BY DOUG LUCIANI
Special to the Record-Eagle
---- — TRAVERSE CITY — The Record-Eagle has recently reported on efforts by local communities outside of Traverse City where leaders are taking a hands-on approach toward building the economy in their own backyards.
And well it should.
From Kalkaska County to the village of Kingsley up to the Benzie area, community leaders are rolling up their sleeves to fill community store fronts, seek clean technologies to create jobs, build commercial and residential tax base and find new markets for northern Michigan’s unique product mix. These communities have something else in common: Their leaders reached out in various degrees for assistance from the Traverse Bay Economic Development Corporation, a subsidiary of the Traverse City Area Chamber of Commerce serving our multi-county region.
Together we’re working with residents, property owners and other community stakeholders to craft local economic growth strategies. Some still question the impact that communities can have on their own economic destinies. They are content to let larger market forces prevail and let the chips fall where they may. In many instances that “strategy” has led to a wide disparity of economic conditions across our region. Some commercial districts are thriving, but parts of others have lagged behind, devoid of the critical mass that, even on a small scale, can make the difference between a town that’s on the upswing or dying on the vine.

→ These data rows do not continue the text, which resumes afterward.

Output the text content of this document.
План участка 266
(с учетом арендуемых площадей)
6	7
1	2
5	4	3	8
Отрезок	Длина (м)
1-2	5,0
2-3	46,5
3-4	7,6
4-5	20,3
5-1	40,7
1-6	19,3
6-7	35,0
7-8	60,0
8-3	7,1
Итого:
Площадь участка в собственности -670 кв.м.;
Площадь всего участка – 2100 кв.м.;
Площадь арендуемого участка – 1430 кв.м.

It’s no coincidence that local areas best at building economic growth utilize people – and resources – solely dedicated to that effort, usually in a public/private partnership. They work together every day to recruit businesses, plan out needed public infrastructure, promote and maintain their communities, and take other necessary steps for a comprehensive local growth strategy.
Not all communities have the resources to do that critical work. That’s where organizations like the Traverse Bay EDC help fill the void, offering knowledge, experience and human resources necessary to create and implement attainable and effective growth strategies.

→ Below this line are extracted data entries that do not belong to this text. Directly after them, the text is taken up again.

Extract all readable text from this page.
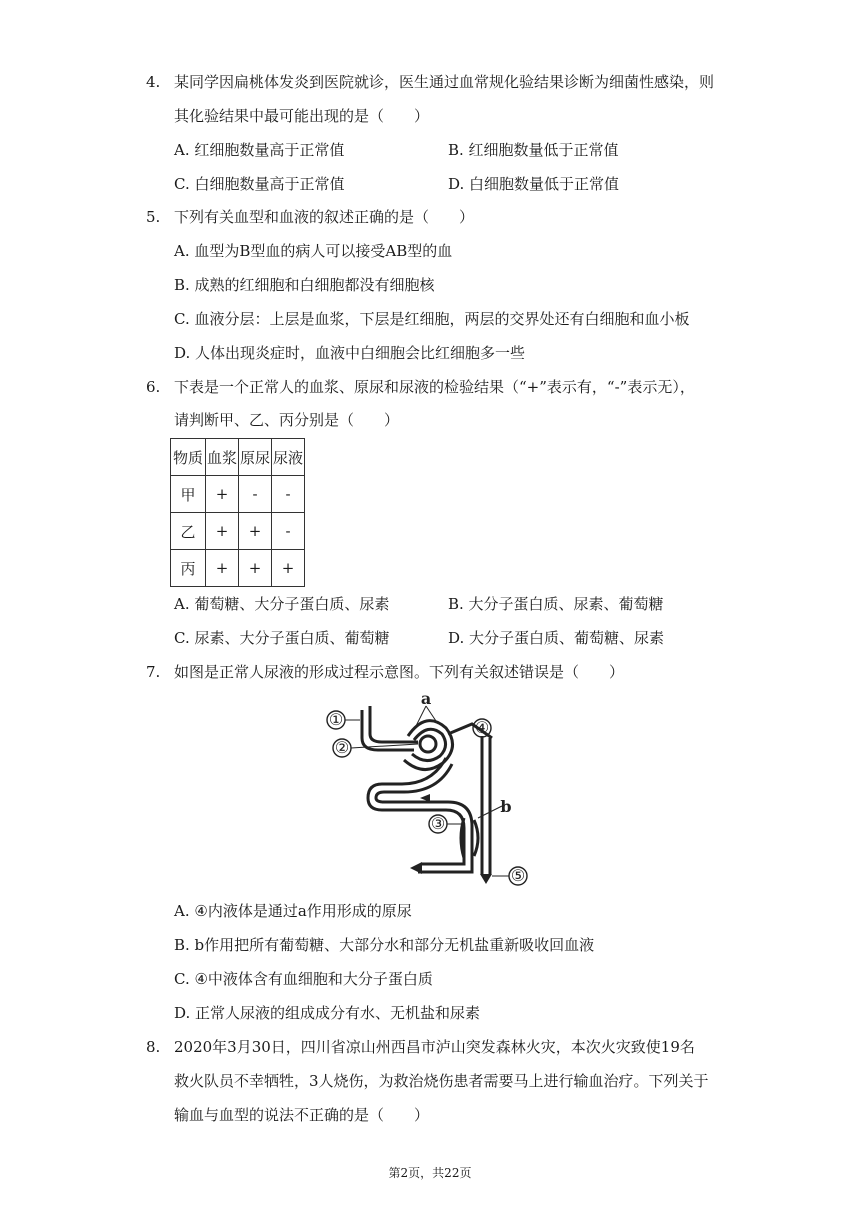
4. 某同学因扁桃体发炎到医院就诊，医生通过血常规化验结果诊断为细菌性感染，则
其化验结果中最可能出现的是（　　）
A. 红细胞数量高于正常值	B. 红细胞数量低于正常值
C. 白细胞数量高于正常值	D. 白细胞数量低于正常值
5. 下列有关血型和血液的叙述正确的是（　　）
A. 血型为B型血的病人可以接受AB型的血
B. 成熟的红细胞和白细胞都没有细胞核
C. 血液分层：上层是血浆，下层是红细胞，两层的交界处还有白细胞和血小板
D. 人体出现炎症时，血液中白细胞会比红细胞多一些
6. 下表是一个正常人的血浆、原尿和尿液的检验结果（“+”表示有，“-”表示无），
请判断甲、乙、丙分别是（　　）
物质	血浆	原尿	尿液
甲	+	-	-
乙	+	+	-
丙	+	+	+
A. 葡萄糖、大分子蛋白质、尿素	B. 大分子蛋白质、尿素、葡萄糖
C. 尿素、大分子蛋白质、葡萄糖	D. 大分子蛋白质、葡萄糖、尿素
7. 如图是正常人尿液的形成过程示意图。下列有关叙述错误是（　　）
①
②
③
④
⑤
a
b
A. ④内液体是通过a作用形成的原尿
B. b作用把所有葡萄糖、大部分水和部分无机盐重新吸收回血液
C. ④中液体含有血细胞和大分子蛋白质
D. 正常人尿液的组成成分有水、无机盐和尿素
8. 2020年3月30日，四川省凉山州西昌市泸山突发森林火灾，本次火灾致使19名
救火队员不幸牺牲，3人烧伤，为救治烧伤患者需要马上进行输血治疗。下列关于
输血与血型的说法不正确的是（　　）
第2页，共22页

Fortunately, our area communities have a lot to build on. Kalkaska has available industrial space and a rail system offering significant potential to spur economic growth. Kingsley offers affordable family living and recreational amenities. Benzie County boasts a diverse and educated population and abundant outdoor attractions. Each has available infrastructure capacity and boasts solid schools.
It’s past time to turn those resources into opportunities, both for the immediate future and generations to come. If done right, the benefits to the region’s economy will extend well beyond those municipal borders.
It’s good to see the stories of local communities where residents have the foresight and political will to go beyond their traditional routines and be pro-active about creating unique economies that will make a difference today and beyond.
After all, everyone enjoys a story with a happy ending.